Справедливость требует сказать, что ветхость Арины Петровны даже тревожила его. Он еще не приготовился к утрате, ничего не обдумал, не успел сделать надлежащие выкладки: сколько было у маменьки капитала при отъезде из Дубровина, сколько капитал этот мог приносить в год доходу, сколько она могла из этого дохода тратить и сколько присовокупить. Словом сказать, не проделал еще целой массы пустяков, без которых он всегда чувствовал себя застигнутым врасплох.
«Старушка крепунька! – мечталось ему иногда, – не проживет она всего – где прожить! В то время, как она нас отделяла, хороший
Но мечтания эти покуда еще не представляли ничего серьезного и улетучивались, не задерживаясь в его мозгу. Масса обыденных пустяков и без того была слишком громадна, чтоб увеличивать ее еще новыми, в которых покамест не настояло насущной потребности. Порфирий Владимирыч все откладывал да откладывал, и только после внезапной сцены проклятия спохватился, что пора начинать.

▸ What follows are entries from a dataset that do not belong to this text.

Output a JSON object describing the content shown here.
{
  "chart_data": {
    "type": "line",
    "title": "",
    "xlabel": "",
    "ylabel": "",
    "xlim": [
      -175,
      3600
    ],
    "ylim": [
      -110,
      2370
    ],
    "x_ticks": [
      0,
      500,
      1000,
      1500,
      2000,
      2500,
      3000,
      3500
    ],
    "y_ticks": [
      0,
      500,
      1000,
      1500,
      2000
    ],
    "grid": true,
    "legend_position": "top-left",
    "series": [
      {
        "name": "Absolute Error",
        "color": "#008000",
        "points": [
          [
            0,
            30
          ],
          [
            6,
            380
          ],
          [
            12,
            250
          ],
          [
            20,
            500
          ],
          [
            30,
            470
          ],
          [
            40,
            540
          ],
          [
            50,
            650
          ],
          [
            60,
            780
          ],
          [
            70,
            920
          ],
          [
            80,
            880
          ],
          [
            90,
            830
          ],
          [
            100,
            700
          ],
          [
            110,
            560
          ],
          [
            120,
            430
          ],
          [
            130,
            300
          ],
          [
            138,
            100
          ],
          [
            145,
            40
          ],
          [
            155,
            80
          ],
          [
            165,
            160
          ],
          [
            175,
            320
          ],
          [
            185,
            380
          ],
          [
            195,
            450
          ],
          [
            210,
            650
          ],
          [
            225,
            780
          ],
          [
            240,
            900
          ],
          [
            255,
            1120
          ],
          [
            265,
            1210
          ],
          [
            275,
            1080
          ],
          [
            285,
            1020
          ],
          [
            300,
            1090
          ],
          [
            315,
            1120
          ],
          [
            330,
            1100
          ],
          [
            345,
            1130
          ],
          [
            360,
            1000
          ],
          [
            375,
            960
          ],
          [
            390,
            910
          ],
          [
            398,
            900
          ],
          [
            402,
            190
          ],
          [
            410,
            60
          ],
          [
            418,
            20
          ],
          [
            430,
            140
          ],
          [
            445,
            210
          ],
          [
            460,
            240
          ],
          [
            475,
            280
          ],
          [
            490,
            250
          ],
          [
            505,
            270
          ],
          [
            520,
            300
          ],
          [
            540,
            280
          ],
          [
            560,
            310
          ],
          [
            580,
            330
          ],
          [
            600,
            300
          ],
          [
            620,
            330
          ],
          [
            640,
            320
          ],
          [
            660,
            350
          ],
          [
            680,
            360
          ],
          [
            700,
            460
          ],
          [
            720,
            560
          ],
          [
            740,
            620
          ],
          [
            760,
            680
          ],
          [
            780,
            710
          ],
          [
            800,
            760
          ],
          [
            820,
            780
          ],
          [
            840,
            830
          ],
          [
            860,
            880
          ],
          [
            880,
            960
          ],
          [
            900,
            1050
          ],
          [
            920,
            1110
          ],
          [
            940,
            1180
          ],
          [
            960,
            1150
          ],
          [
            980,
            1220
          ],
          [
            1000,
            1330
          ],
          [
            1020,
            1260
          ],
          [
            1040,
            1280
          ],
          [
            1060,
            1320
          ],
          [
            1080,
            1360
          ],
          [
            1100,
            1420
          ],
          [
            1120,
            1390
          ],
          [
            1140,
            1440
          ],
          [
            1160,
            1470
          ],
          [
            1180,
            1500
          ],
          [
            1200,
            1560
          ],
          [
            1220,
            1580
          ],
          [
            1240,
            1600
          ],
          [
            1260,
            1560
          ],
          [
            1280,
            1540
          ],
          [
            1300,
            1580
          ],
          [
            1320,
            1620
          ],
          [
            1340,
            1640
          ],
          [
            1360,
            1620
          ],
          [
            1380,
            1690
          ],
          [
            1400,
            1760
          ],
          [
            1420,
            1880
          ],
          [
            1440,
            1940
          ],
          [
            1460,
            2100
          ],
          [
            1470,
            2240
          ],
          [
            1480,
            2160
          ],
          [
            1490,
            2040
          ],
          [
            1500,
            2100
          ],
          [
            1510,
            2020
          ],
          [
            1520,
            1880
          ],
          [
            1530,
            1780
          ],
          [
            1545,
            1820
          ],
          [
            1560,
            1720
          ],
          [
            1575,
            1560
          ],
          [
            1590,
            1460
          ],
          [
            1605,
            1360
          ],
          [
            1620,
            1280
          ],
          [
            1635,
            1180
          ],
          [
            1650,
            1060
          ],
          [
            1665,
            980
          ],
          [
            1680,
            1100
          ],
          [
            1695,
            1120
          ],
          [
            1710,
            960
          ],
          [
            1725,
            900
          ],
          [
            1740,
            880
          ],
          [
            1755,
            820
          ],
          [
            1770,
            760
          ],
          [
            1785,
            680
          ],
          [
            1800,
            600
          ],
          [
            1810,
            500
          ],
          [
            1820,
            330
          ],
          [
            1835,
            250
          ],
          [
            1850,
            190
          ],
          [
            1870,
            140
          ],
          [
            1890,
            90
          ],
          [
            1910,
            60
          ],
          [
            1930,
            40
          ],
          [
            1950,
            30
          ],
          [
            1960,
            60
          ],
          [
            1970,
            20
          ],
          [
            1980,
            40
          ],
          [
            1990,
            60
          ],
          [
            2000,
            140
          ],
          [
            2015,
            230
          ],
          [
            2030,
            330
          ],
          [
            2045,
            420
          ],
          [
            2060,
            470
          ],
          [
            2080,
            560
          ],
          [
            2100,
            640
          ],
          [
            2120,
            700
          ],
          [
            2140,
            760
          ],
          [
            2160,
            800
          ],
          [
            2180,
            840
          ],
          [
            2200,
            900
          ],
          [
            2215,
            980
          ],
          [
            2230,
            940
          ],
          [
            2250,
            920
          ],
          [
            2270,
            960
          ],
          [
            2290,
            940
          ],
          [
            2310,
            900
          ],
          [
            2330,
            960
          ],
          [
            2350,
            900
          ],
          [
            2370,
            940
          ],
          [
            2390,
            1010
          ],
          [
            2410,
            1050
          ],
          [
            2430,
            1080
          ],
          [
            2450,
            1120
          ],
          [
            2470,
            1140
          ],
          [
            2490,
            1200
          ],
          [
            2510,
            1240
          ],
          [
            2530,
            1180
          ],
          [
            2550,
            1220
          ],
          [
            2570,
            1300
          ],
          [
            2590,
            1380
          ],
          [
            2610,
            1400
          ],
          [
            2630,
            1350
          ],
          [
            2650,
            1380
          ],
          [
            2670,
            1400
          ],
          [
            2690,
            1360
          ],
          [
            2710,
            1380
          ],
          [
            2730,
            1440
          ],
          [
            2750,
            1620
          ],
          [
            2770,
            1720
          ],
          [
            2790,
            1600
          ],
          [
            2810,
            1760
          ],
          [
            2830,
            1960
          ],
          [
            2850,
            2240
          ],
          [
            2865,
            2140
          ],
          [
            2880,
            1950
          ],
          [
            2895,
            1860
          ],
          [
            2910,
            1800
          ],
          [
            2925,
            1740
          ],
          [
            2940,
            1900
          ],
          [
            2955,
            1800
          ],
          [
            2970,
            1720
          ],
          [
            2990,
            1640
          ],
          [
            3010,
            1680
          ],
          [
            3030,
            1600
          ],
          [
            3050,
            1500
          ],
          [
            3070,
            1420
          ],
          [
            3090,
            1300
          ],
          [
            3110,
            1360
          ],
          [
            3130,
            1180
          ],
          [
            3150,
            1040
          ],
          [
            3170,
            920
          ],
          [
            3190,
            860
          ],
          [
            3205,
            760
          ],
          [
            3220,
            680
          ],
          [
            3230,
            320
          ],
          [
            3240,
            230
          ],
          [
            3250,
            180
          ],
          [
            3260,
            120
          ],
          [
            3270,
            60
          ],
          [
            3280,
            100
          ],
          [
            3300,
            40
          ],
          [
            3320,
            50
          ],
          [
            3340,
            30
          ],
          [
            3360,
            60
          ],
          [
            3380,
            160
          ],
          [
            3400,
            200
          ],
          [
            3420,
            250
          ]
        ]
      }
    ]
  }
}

Катастрофа наступила, впрочем, скорее, нежели он предполагал. На другой день после отъезда Петеньки Арина Петровна уехала в Погорелку и уже не возвращалась в Головлево. С месяц она провела в совершенном уединении, не выходя из комнаты и редко-редко позволяя себе промолвить слово даже с прислугою. Вставши утром, она по привычке садилась к письменному столу, по привычке же начинала раскладывать карты, но никогда почти не доканчивала и словно застывала на месте с вперенными в окно глазами. Что она думала и даже думала ли об чем-нибудь – этого не разгадал бы самый проницательный знаток сокровеннейших тайн человеческого сердца. Казалось, она хотела что-то вспомнить, хоть, например, то, каким образом она очутилась здесь, в этих стенах, и – не могла. Встревоженная ее молчанием, Афимьюшка заглядывала в комнату, поправляла в кресле подушки, которыми она была обложена, пробовала заговорить об чем-нибудь, но получала только односложные и нетерпеливые ответы. Раза с два в течение этого времени приезжал в Погорелку Порфирий Владимирыч, звал маменьку в Головлево, пытался распалить ее воображение представлением об рыжичках, карасиках и прочих головлевских соблазнах, но она только загадочно улыбалась на его предложения.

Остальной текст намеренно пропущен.